これまで男性多数の職場ばかりでジェンダーギャップを感じることが多く、子育てしていると「どうして男は…」と、つい斜に構えてしまうことがある。男はこうだから、女はこうなのに、と乱暴なくくりで知ったぶりやわかったふりをしたくなってしまう。あぁ反省します…。

わからないことを恐れずに、知らないことがあることを怖がらずに、硬く結んだ拳を開いて、またもう一度、誰かと手を取り合い、世界を昨日より少しだけ前に進めることができたなら。
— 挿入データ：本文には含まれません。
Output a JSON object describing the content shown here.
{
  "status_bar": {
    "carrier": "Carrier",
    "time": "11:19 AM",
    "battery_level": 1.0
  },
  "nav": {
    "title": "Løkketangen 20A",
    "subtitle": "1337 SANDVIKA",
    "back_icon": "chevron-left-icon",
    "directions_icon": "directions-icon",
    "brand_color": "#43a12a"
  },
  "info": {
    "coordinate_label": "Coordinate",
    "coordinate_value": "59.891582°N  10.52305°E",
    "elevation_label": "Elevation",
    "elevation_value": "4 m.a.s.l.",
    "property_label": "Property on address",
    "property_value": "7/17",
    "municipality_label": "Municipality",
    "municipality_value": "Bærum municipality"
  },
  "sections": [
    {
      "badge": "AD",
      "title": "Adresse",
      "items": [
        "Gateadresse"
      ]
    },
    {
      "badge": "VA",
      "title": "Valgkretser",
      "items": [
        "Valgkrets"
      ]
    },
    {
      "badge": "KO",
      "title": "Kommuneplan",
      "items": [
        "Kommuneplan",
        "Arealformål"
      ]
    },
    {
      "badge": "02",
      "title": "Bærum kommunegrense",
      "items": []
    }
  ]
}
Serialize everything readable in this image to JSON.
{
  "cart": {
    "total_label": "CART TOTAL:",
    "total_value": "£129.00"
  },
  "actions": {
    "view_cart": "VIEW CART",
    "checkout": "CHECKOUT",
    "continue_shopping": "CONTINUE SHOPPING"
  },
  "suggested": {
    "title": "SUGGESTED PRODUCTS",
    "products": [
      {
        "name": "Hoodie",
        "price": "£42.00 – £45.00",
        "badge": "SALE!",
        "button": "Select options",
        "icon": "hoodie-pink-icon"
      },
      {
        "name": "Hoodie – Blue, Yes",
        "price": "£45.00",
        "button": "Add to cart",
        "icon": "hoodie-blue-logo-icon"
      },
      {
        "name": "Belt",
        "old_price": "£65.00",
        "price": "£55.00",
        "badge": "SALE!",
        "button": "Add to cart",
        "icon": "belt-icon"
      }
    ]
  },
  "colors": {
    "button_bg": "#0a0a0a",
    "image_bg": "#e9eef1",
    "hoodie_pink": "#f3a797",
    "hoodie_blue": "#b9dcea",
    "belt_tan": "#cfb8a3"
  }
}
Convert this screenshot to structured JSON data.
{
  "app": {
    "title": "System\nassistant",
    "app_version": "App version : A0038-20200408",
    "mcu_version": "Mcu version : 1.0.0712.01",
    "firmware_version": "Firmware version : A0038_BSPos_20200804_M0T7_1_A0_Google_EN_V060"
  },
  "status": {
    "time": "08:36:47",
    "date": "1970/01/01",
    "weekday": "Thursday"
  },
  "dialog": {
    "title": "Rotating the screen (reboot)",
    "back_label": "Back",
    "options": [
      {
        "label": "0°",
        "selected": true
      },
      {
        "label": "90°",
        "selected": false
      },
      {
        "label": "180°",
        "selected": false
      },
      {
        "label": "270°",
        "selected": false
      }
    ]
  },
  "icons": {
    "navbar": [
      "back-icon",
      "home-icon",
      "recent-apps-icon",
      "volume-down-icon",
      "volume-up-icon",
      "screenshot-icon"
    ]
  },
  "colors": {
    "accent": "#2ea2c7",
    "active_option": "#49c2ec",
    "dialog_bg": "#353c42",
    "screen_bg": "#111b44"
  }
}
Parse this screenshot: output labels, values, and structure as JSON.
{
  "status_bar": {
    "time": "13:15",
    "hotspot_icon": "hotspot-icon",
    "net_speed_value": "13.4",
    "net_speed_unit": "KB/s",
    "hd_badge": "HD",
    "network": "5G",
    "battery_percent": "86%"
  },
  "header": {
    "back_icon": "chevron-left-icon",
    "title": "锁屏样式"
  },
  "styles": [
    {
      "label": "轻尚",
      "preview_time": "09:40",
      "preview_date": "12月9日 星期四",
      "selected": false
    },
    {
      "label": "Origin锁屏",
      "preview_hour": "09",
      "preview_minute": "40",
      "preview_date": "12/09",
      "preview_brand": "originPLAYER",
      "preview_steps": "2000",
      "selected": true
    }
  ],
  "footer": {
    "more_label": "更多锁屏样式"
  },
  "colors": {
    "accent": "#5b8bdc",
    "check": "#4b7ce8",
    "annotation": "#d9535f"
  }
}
それは転職するのに十分すぎる動機で、かつ長らくフリーランスでひとりで働いてきた私にとっては組織で働く理由になる。実は他社の方が良い条件のオファーをいただいてたけれど、まぁ入社してから昇給したろ、と彼と働くことを選んだ。

入社まであと二週間。長々と語ったけれど、転職先は古巣のIT系ながら全く違うジャンルになる。四十路も間近、わかりませんと言わざるを得ない状況にちょっとビビりながら、知らないことは新しい扉を開くことだと期待したい。

入社前の今の気持ちを残しておくと、先々初心に帰ってまた頑張れるかもしれないじゃない?失われた敬意と相互理解を取り戻す旅に出ようじゃないか!